Monolith: a software experiment with copyright

Monolith is a computer program that creates a data file given 2 other files. The resulting file has no data related to the original files but can be reconstructed from one of the original files.

As the author says, "Things get interesting when you apply Monolith to copyrighted files."

UPDATE: lots of good discussion and comments of this on Copyfight.

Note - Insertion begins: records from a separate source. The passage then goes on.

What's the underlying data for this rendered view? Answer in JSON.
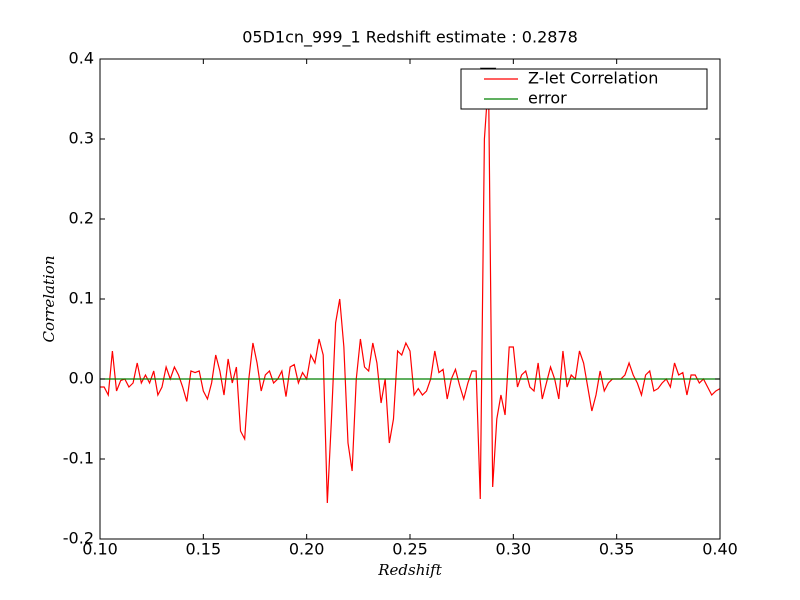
{
  "chart_data": {
    "type": "line",
    "title": "05D1cn_999_1 Redshift estimate : 0.2878",
    "x_label": "Redshift",
    "y_label": "Correlation",
    "x": [
      0.1,
      0.102,
      0.104,
      0.106,
      0.108,
      0.11,
      0.112,
      0.114,
      0.116,
      0.118,
      0.12,
      0.122,
      0.124,
      0.126,
      0.128,
      0.13,
      0.132,
      0.134,
      0.136,
      0.138,
      0.14,
      0.142,
      0.144,
      0.146,
      0.148,
      0.15,
      0.152,
      0.154,
      0.156,
      0.158,
      0.16,
      0.162,
      0.164,
      0.166,
      0.168,
      0.17,
      0.172,
      0.174,
      0.176,
      0.178,
      0.18,
      0.182,
      0.184,
      0.186,
      0.188,
      0.19,
      0.192,
      0.194,
      0.196,
      0.198,
      0.2,
      0.202,
      0.204,
      0.206,
      0.208,
      0.21,
      0.212,
      0.214,
      0.216,
      0.218,
      0.22,
      0.222,
      0.224,
      0.226,
      0.228,
      0.23,
      0.232,
      0.234,
      0.236,
      0.238,
      0.24,
      0.242,
      0.244,
      0.246,
      0.248,
      0.25,
      0.252,
      0.254,
      0.256,
      0.258,
      0.26,
      0.262,
      0.264,
      0.266,
      0.268,
      0.27,
      0.272,
      0.274,
      0.276,
      0.278,
      0.28,
      0.282,
      0.284,
      0.286,
      0.288,
      0.29,
      0.292,
      0.294,
      0.296,
      0.298,
      0.3,
      0.302,
      0.304,
      0.306,
      0.308,
      0.31,
      0.312,
      0.314,
      0.316,
      0.318,
      0.32,
      0.322,
      0.324,
      0.326,
      0.328,
      0.33,
      0.332,
      0.334,
      0.336,
      0.338,
      0.34,
      0.342,
      0.344,
      0.346,
      0.348,
      0.35,
      0.352,
      0.354,
      0.356,
      0.358,
      0.36,
      0.362,
      0.364,
      0.366,
      0.368,
      0.37,
      0.372,
      0.374,
      0.376,
      0.378,
      0.38,
      0.382,
      0.384,
      0.386,
      0.388,
      0.39,
      0.392,
      0.394,
      0.396,
      0.398,
      0.4
    ],
    "series": [
      {
        "name": "Z-let Correlation",
        "color": "#ff0000",
        "values": [
          -0.01,
          -0.01,
          -0.02,
          0.035,
          -0.015,
          -0.002,
          0,
          -0.01,
          -0.005,
          0.02,
          -0.005,
          0.005,
          -0.005,
          0.01,
          -0.02,
          -0.01,
          0.015,
          0,
          0.015,
          0.005,
          -0.01,
          -0.028,
          0.01,
          0.008,
          0.01,
          -0.015,
          -0.025,
          -0.005,
          0.03,
          0.01,
          -0.02,
          0.025,
          -0.005,
          0.015,
          -0.065,
          -0.075,
          0,
          0.045,
          0.02,
          -0.015,
          0.005,
          0.01,
          -0.005,
          0,
          0.01,
          -0.022,
          0.015,
          0.018,
          -0.005,
          0.008,
          0,
          0.03,
          0.02,
          0.05,
          0.03,
          -0.155,
          -0.05,
          0.07,
          0.1,
          0.04,
          -0.08,
          -0.115,
          0,
          0.05,
          0.015,
          0.01,
          0.045,
          0.02,
          -0.03,
          0,
          -0.08,
          -0.05,
          0.035,
          0.03,
          0.045,
          0.035,
          -0.02,
          -0.012,
          -0.02,
          -0.015,
          0,
          0.035,
          0.008,
          0.012,
          -0.025,
          0,
          0.012,
          -0.008,
          -0.025,
          -0.005,
          0.01,
          0.01,
          -0.15,
          0.3,
          0.375,
          -0.135,
          -0.05,
          -0.02,
          -0.045,
          0.04,
          0.04,
          -0.01,
          0.005,
          0.01,
          -0.01,
          -0.015,
          0.02,
          -0.025,
          -0.005,
          0.015,
          0,
          -0.025,
          0.035,
          -0.01,
          0.005,
          0,
          0.035,
          0.02,
          -0.01,
          -0.04,
          -0.02,
          0.01,
          -0.015,
          -0.005,
          0,
          0,
          0,
          0.005,
          0.02,
          0.005,
          -0.005,
          -0.02,
          0.005,
          0.01,
          -0.015,
          -0.012,
          -0.005,
          0,
          -0.01,
          0.02,
          0.005,
          0.008,
          -0.02,
          0.005,
          0.005,
          -0.005,
          0,
          -0.01,
          -0.02,
          -0.015,
          -0.012
        ]
      },
      {
        "name": "error",
        "color": "#008000",
        "values": [
          0,
          0,
          0,
          0,
          0,
          0,
          0,
          0,
          0,
          0,
          0,
          0,
          0,
          0,
          0,
          0,
          0,
          0,
          0,
          0,
          0,
          0,
          0,
          0,
          0,
          0,
          0,
          0,
          0,
          0,
          0,
          0,
          0,
          0,
          0,
          0,
          0,
          0,
          0,
          0,
          0,
          0,
          0,
          0,
          0,
          0,
          0,
          0,
          0,
          0,
          0,
          0,
          0,
          0,
          0,
          0,
          0,
          0,
          0,
          0,
          0,
          0,
          0,
          0,
          0,
          0,
          0,
          0,
          0,
          0,
          0,
          0,
          0,
          0,
          0,
          0,
          0,
          0,
          0,
          0,
          0,
          0,
          0,
          0,
          0,
          0,
          0,
          0,
          0,
          0,
          0,
          0,
          0,
          0,
          0,
          0,
          0,
          0,
          0,
          0,
          0,
          0,
          0,
          0,
          0,
          0,
          0,
          0,
          0,
          0,
          0,
          0,
          0,
          0,
          0,
          0,
          0,
          0,
          0,
          0,
          0,
          0,
          0,
          0,
          0,
          0,
          0,
          0,
          0,
          0,
          0,
          0,
          0,
          0,
          0,
          0,
          0,
          0,
          0,
          0,
          0,
          0,
          0,
          0,
          0,
          0,
          0,
          0,
          0,
          0,
          0
        ]
      }
    ],
    "peak_marker": {
      "x": 0.2878,
      "y": 0.38
    },
    "xlim": [
      0.1,
      0.4
    ],
    "xticks": [
      {
        "value": 0.1,
        "label": "0.10"
      },
      0.15,
      {
        "value": 0.2,
        "label": "0.20"
      },
      0.25,
      {
        "value": 0.3,
        "label": "0.30"
      },
      0.35,
      {
        "value": 0.4,
        "label": "0.40"
      }
    ],
    "ylim": [
      -0.2,
      0.4
    ],
    "yticks": [
      -0.2,
      -0.1,
      {
        "value": 0,
        "label": "0.0"
      },
      0.1,
      0.2,
      0.3,
      0.4
    ],
    "legend": "upper right",
    "grid": false
  }
}
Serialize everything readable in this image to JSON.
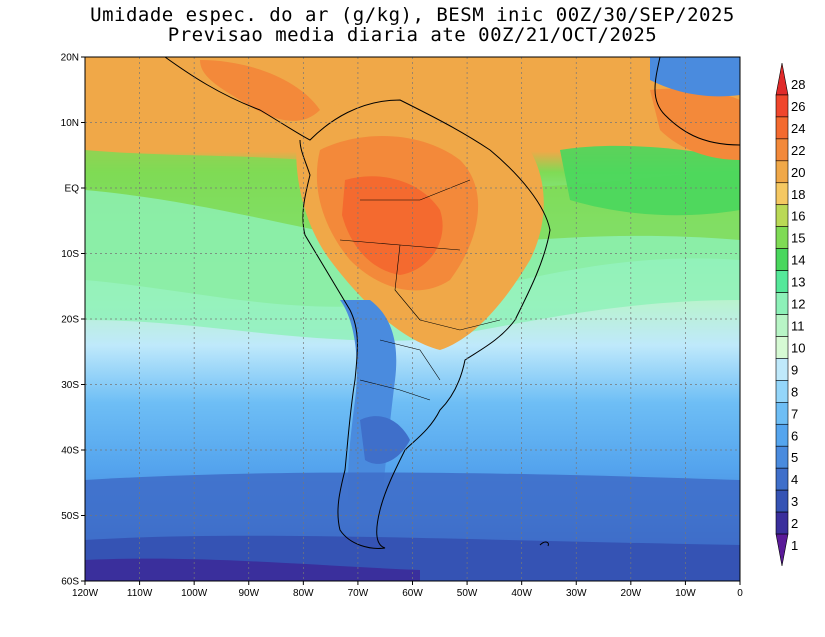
{
  "title": {
    "line1": "Umidade espec. do ar (g/kg), BESM inic 00Z/30/SEP/2025",
    "line2": "Previsao media diaria ate 00Z/21/OCT/2025"
  },
  "map": {
    "lat_labels": [
      "20N",
      "10N",
      "EQ",
      "10S",
      "20S",
      "30S",
      "40S",
      "50S",
      "60S"
    ],
    "lon_labels": [
      "120W",
      "110W",
      "100W",
      "90W",
      "80W",
      "70W",
      "60W",
      "50W",
      "40W",
      "30W",
      "20W",
      "10W",
      "0"
    ],
    "lat_range": [
      -60,
      20
    ],
    "lon_range": [
      -120,
      0
    ],
    "gridlines": "dotted",
    "region": "South America"
  },
  "colorbar": {
    "labels": [
      "28",
      "26",
      "24",
      "22",
      "20",
      "18",
      "16",
      "15",
      "14",
      "13",
      "12",
      "11",
      "10",
      "9",
      "8",
      "7",
      "6",
      "5",
      "4",
      "3",
      "2",
      "1"
    ],
    "colors": [
      "#e02a2a",
      "#f0462c",
      "#f46a2f",
      "#f3893a",
      "#f0a848",
      "#f5c862",
      "#bad956",
      "#7fdb55",
      "#49d75d",
      "#55e89a",
      "#8df1b8",
      "#b8f5c6",
      "#d6fad4",
      "#bfe9fb",
      "#94d6fa",
      "#6ebef5",
      "#55a5ee",
      "#4a8bde",
      "#3f6fca",
      "#3553b4",
      "#3a2f9c",
      "#5a1a98"
    ]
  }
}
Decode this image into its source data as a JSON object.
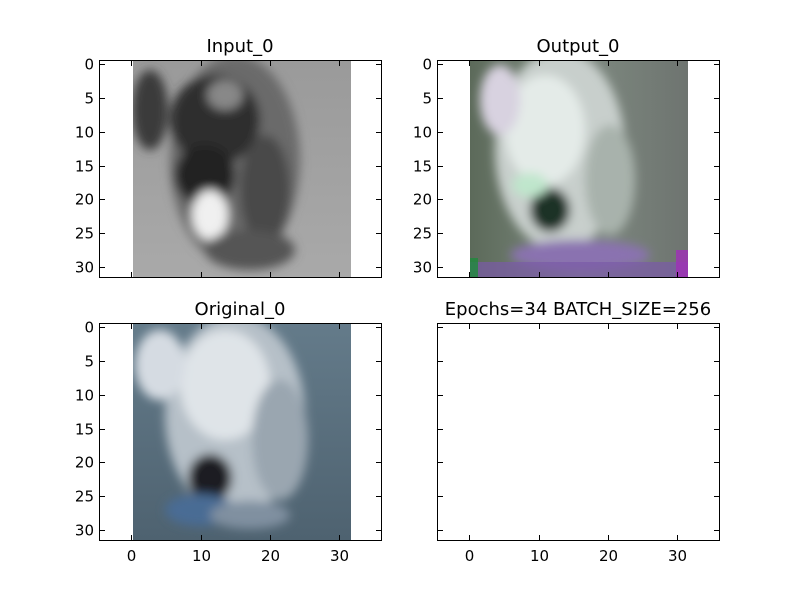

This is really really interesting and I like how the author provides extensive philosophical and logical account of the implications for file sharing and other copyright issues. This is one more example of how digital technology will probably eventually make copyright pretty close to irrelevant, though of course the bad guys are working on their technology to prevent that. ironically their efforts are also making copyright irrelevant, as Lawrence Lessig has pointed out many times, the situation that brought him to coin the phrase "copy duty" in his first book - the idea that IP owners have an obligation to make their works available to a certain extent. Technology will allow them to lock it up much tighter than IP law has ever expected, which means culture starts to suffocate.

(via alx.)

Posted by steev at June 10, 2004 04:44 PM
Comments

All of you people should be ashamed of yourselves! MicroSoft is the reason
there are so many people in my IS department, and the reason half of us have
jobs. If Sun had won, we could probably get by with two people sleeping like
the Maytag man. But because of MS, there are eight people gainfully employed as
highly paid contracters, looking busy, feeding their kids. And the way it
looks, I stand to be employed and wealthy for a long, long time.